在社会主义工人国际代表大会上,德国社会民主党执委会的三位主席被选为国际执行委员会成员。即:克里斯平(1923年5月—1936年5月在国际任职)、赫尔曼,米勒(1923年5月——1928年6月,1931年2月——3月在国际任职)、韦尔斯)1923年5月——1938年夏在国际任职)。另外还有约翰内斯·施泰林也曾被选为德国党在国际执委会的成员(1928年6月——1931年3月,1938年夏任职)。

德国社会民主党是社会主义工人国际的第一大党。在国际代表大会上,它拥有最多的投票权,左右着国际各项议案的命运,成为社会改良主义的国际思想领袖。考茨基的“超帝国主义论”、希法亭的“有组织的资本主义”在国际内影响很大,直接反映在国际所通过的有关文件中,影响到各国社会党的改良主义实践。
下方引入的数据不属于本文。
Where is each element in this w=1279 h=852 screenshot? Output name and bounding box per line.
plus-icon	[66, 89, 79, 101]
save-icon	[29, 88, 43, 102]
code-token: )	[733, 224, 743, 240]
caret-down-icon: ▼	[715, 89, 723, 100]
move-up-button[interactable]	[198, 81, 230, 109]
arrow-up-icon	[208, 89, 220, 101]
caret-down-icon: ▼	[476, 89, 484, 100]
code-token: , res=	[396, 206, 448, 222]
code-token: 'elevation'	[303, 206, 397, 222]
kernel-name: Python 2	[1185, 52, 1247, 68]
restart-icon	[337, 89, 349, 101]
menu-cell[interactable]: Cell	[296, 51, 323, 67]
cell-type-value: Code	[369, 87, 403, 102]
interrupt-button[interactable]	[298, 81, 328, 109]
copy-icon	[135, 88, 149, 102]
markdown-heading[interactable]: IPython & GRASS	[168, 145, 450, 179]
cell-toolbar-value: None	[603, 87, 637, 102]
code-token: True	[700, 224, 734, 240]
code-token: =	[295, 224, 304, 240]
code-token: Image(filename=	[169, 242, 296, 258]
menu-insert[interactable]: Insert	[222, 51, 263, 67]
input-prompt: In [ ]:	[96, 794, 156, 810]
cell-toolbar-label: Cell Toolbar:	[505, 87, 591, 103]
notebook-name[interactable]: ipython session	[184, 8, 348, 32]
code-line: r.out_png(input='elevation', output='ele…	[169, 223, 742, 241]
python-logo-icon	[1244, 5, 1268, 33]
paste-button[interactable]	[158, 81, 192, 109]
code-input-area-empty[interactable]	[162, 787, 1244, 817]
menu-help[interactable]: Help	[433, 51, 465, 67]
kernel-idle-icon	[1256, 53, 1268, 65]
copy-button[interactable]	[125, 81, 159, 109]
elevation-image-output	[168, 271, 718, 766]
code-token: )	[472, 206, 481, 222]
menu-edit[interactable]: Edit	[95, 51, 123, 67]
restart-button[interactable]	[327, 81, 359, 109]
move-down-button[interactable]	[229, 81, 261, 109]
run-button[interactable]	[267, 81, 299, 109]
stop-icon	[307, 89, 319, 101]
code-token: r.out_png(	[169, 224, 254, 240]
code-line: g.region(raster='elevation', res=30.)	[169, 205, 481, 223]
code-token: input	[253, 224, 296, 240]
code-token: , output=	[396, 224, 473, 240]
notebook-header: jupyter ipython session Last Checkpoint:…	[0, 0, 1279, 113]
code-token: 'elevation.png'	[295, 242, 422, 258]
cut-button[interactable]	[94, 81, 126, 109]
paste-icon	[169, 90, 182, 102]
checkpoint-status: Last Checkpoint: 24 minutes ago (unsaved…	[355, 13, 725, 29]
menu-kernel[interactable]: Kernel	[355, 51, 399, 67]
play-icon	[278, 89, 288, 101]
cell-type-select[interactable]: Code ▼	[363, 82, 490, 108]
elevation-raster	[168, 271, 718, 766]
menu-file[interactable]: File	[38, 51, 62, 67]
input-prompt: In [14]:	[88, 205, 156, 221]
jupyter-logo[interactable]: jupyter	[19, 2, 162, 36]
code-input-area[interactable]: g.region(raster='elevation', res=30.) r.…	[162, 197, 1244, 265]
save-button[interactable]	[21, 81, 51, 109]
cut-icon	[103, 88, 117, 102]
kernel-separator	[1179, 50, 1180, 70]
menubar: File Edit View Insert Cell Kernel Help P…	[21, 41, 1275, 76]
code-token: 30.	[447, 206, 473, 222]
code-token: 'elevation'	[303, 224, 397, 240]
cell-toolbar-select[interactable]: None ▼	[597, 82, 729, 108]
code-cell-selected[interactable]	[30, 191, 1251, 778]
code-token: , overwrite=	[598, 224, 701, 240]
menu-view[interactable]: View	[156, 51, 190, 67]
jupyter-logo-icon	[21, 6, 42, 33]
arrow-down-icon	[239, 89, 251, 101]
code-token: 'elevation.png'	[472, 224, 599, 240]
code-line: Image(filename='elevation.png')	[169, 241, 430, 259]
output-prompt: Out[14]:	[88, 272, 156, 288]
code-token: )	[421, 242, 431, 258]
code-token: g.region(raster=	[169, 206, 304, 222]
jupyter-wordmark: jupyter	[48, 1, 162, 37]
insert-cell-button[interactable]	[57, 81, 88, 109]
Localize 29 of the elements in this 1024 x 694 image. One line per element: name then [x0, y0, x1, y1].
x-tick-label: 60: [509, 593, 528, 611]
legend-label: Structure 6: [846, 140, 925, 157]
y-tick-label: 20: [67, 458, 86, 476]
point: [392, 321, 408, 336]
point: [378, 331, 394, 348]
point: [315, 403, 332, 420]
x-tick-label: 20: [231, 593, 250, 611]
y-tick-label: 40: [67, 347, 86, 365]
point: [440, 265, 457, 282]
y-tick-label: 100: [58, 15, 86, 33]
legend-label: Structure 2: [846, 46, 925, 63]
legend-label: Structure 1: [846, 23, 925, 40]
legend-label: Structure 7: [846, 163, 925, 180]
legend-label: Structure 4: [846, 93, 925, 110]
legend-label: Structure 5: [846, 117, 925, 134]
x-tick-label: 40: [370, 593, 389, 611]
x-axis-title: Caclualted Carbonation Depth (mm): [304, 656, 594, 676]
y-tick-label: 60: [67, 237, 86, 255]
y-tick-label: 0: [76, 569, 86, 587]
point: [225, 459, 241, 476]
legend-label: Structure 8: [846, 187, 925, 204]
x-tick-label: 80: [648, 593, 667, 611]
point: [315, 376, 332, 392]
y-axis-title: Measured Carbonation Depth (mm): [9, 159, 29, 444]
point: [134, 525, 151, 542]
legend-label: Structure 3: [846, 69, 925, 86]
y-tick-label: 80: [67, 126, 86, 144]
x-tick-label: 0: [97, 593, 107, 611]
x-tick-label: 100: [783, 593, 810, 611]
1925年8月22日至27日在马赛举行了社会主义工人国际第二次代表大会。与会的德国代表52名,拥有40票的投票权。希法亭在会上作了关于工人阶级反对战争危险的报告。报告中首先回忆了大战前第二国际斯图加特代表大会上倍倍尔与饶勒斯的著名辩论,他对辩论中有关战争与资本主义不可分割关系的论述表示怀疑。他说:“这种相对的命题即:资本主义就是战争,社会主义就是和平。它在今天已经非常不够了。”他宣布:“一个现实的和平主义阶段已经开始了”。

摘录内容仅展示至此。